O Cristo Redentor é um bairro localizado, também, no Grande Pirambu. No primeiro semestre de 2010, um amigo que pesquisa cultura popular, me convidou

para fazer uma visita ao bairro, no dia que haveria a apresentação de um Boi. Tratava-se do Boi Juventude do Mestre Ciro, conhecido daquela área da cidade com mestre da cultura. O Boi do Mestre Ciro é reconhecido pelo Ministério da Cultura e recebe apoio do Banco do Nordeste e outras entidades, mas a sede do grupo localizava-se na casa do Mestre Ciro, justamente onde as habitações estavam sendo demolidas para ceder lugar a passagem do novo projeto que havia substituído o Costa-Oeste, o Projeto Vila do Mar.
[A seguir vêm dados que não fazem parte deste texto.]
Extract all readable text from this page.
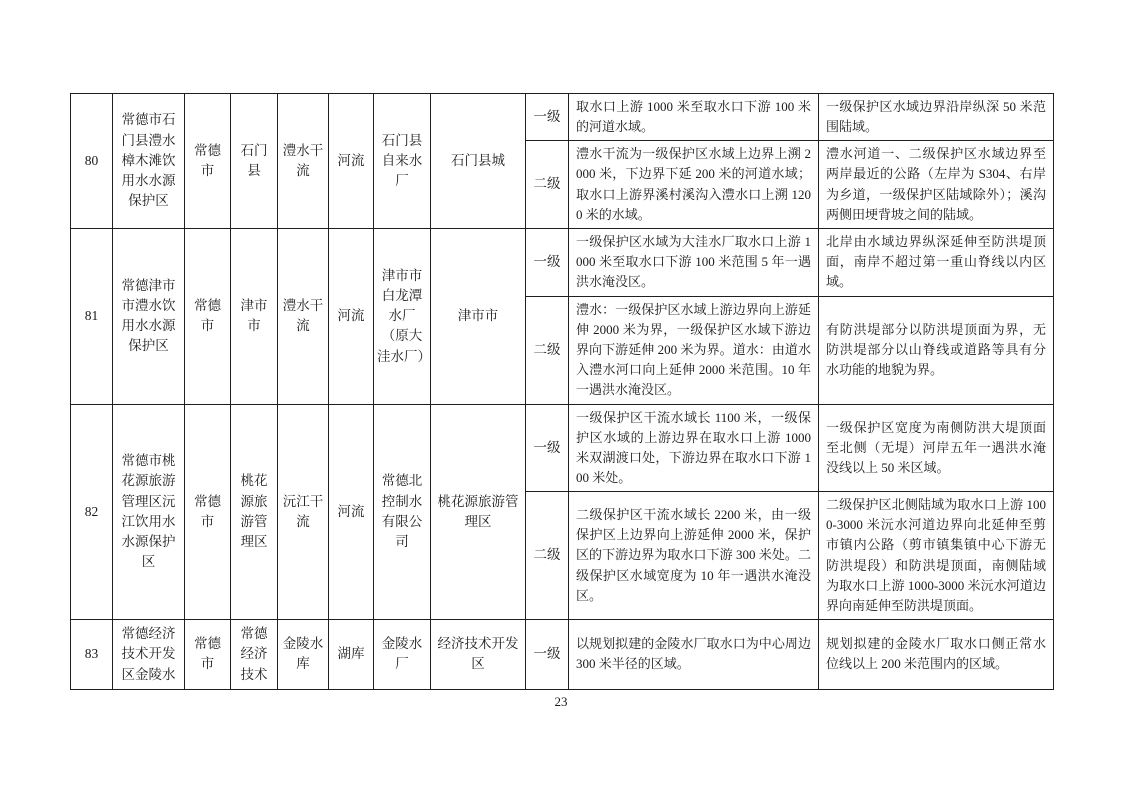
80	常德市石门县澧水樟木滩饮用水水源保护区	常德市	石门县	澧水干流	河流	石门县自来水厂	石门县城	一级	取水口上游 1000 米至取水口下游 100 米的河道水域。	一级保护区水域边界沿岸纵深 50 米范围陆域。
								二级	澧水干流为一级保护区水域上边界上溯 2000 米，下边界下延 200 米的河道水域；取水口上游界溪村溪沟入澧水口上溯 1200 米的水域。	澧水河道一、二级保护区水域边界至两岸最近的公路（左岸为 S304、右岸为乡道，一级保护区陆域除外）；溪沟两侧田埂背坡之间的陆域。
81	常德津市市澧水饮用水水源保护区	常德市	津市市	澧水干流	河流	津市市白龙潭水厂（原大洼水厂）	津市市	一级	一级保护区水域为大洼水厂取水口上游 1000 米至取水口下游 100 米范围 5 年一遇洪水淹没区。	北岸由水域边界纵深延伸至防洪堤顶面，南岸不超过第一重山脊线以内区域。
								二级	澧水：一级保护区水域上游边界向上游延伸 2000 米为界，一级保护区水域下游边界向下游延伸 200 米为界。道水：由道水入澧水河口向上延伸 2000 米范围。10 年一遇洪水淹没区。	有防洪堤部分以防洪堤顶面为界，无防洪堤部分以山脊线或道路等具有分水功能的地貌为界。
82	常德市桃花源旅游管理区沅江饮用水水源保护区	常德市	桃花源旅游管理区	沅江干流	河流	常德北控制水有限公司	桃花源旅游管理区	一级	一级保护区干流水域长 1100 米，一级保护区水域的上游边界在取水口上游 1000 米双湖渡口处，下游边界在取水口下游 100 米处。	一级保护区宽度为南侧防洪大堤顶面至北侧（无堤）河岸五年一遇洪水淹没线以上 50 米区域。
								二级	二级保护区干流水域长 2200 米，由一级保护区上边界向上游延伸 2000 米，保护区的下游边界为取水口下游 300 米处。二级保护区水域宽度为 10 年一遇洪水淹没区。	二级保护区北侧陆域为取水口上游 1000-3000 米沅水河道边界向北延伸至剪市镇内公路（剪市镇集镇中心下游无防洪堤段）和防洪堤顶面，南侧陆域为取水口上游 1000-3000 米沅水河道边界向南延伸至防洪堤顶面。
83	常德经济技术开发区金陵水	常德市	常德经济技术	金陵水库	湖库	金陵水厂	经济技术开发区	一级	以规划拟建的金陵水厂取水口为中心周边 300 米半径的区域。	规划拟建的金陵水厂取水口侧正常水位线以上 200 米范围内的区域。
23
Então fiquei interessada em assistir a apresentação e conversar com o Mestre Ciro sobre como estava sendo o processo de negociação da sua casa.

O Mestre Ciro me falou que a ocupação da orla do Cristo Redentor ocorreu no início da década de 1970, período no qual, a sua família se mudou da Praia das Goiabeiras para o novo bairro. O Mestre Ciro era casado e tinha filhos e netos, aprendeu a tradição da cultura do Boi como o seu pai que havia aprendido com o seu avô no Sertão.
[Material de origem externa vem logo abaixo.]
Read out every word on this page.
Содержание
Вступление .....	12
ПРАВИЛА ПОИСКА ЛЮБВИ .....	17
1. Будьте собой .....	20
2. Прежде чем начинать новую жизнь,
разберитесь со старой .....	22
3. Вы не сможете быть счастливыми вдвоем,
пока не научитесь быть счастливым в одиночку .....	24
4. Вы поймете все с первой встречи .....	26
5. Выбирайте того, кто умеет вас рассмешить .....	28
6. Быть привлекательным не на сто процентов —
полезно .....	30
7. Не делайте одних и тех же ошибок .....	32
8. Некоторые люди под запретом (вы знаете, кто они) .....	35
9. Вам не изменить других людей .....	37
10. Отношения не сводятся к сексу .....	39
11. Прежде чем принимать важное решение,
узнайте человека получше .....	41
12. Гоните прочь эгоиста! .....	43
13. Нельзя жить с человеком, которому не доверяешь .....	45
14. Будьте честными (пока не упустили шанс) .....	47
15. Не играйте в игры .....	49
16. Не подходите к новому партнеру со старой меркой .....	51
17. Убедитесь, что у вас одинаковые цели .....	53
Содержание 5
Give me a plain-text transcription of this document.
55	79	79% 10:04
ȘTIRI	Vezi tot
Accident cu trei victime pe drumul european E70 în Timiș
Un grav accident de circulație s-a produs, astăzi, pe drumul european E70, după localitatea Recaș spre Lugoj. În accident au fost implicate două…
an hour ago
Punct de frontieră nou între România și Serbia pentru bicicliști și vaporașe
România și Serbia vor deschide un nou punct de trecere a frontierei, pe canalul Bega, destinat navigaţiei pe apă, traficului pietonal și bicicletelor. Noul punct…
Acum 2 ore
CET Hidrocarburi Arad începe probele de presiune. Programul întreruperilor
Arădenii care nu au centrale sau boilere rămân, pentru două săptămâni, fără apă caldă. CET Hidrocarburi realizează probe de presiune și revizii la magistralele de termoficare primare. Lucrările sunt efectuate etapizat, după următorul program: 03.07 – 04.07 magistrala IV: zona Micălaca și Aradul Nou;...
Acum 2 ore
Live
Percebi que o Boi Juventude era uma grande diversão para a população do bairro que assistia a apresentação das calçadas e janelas de suas casas. Além disso, o Boi Juventude reunia participantes de todas as idades: crianças, adolescentes, adultos e idosos.

A imagem dos escombros, restos de casas demolidas, onde predominava a cena da destruição de parte de um bairro, contrastava-se com a visão do Oceano Atlântico que se expandia no horizonte. No meio dessa imagem desordenada, apresentavam-se os integrantes do Boi Juventude: crianças, adolescentes, homens e mulheres, adultos e idosos, todos fantasiados, brincando, cantando e dançando num mesmo ritmo, como se fizessem parte de um só corpo. Cenas de degradação e de pobreza misturavam-se a alegria e a vitalidade. A potência de um povo que resiste era narra através da beleza de sua manifestação folclórica manifestação folclórica.

No meio das casas demolidas, a única que continuava intacta era a sede do Boi Juventude, pois o Mestre Ciro ainda não havia entrado em acordo com o Município sobre sua remoção. Segue o depoimento do Mestre Ciro:

Lutei muito para conseguir uma casa boa como essa. Moro aqui com a minha família e aqui também é a sede do Boi Juventude. Aqui guardamos todo o material do Boi, por isso precisamos de uma casa espaçosa. Mas, com o dinheiro que o pessoal da Habitafor ofereceu não dá para comprar uma casa boa como essa. Primeiro avaliaram a nossa casa em seis mil reais, mas nois recusamos. Depois, ofereceram nove mil. Mas, nois também não aceitamos.

Ai, eles aumentaram para quinze mil e continuamos sem aceitar. Porque com esse valor não dá para comprar uma casa do tamanho da minha aqui perto de onde moramos. Se, estamos sendo obrigados a sair, temos que ir para um lugar perto e para uma casa que dê para guardar o material do Boi. O Boi é a minha vida e da minha família e de muitas pessoas de jovens que adoram o Boi. Não acredito na justiça, não vou brigar com a Prefeitura. Mas, estamos tentando negociar com eles. Quero mostrar como o Boi é importante para a nossa cultura. Isso tem que ser valorizado, se não se acaba tudo! Eu ensino para o meu netinho tudo sobre o Boi: as danças, as cantigas. Quero que as próximas gerações continuem com a tradição que veio do meu avô! Ai, por enquanto, estamos resistindo, por isso que ainda não demoliram a minha casa. Mas, sei que vamos ter que sári logo, logo. Da última vez que falei com o pessoal da Habitafor, eles ofereceram vinte e cinco mil reais de indenização para a gente comprar outra casa ou então disseram que se agente preferir a Prefeitura pode comprar uma sede para o Boi. Estamos resolvendo o que vais ser melhor.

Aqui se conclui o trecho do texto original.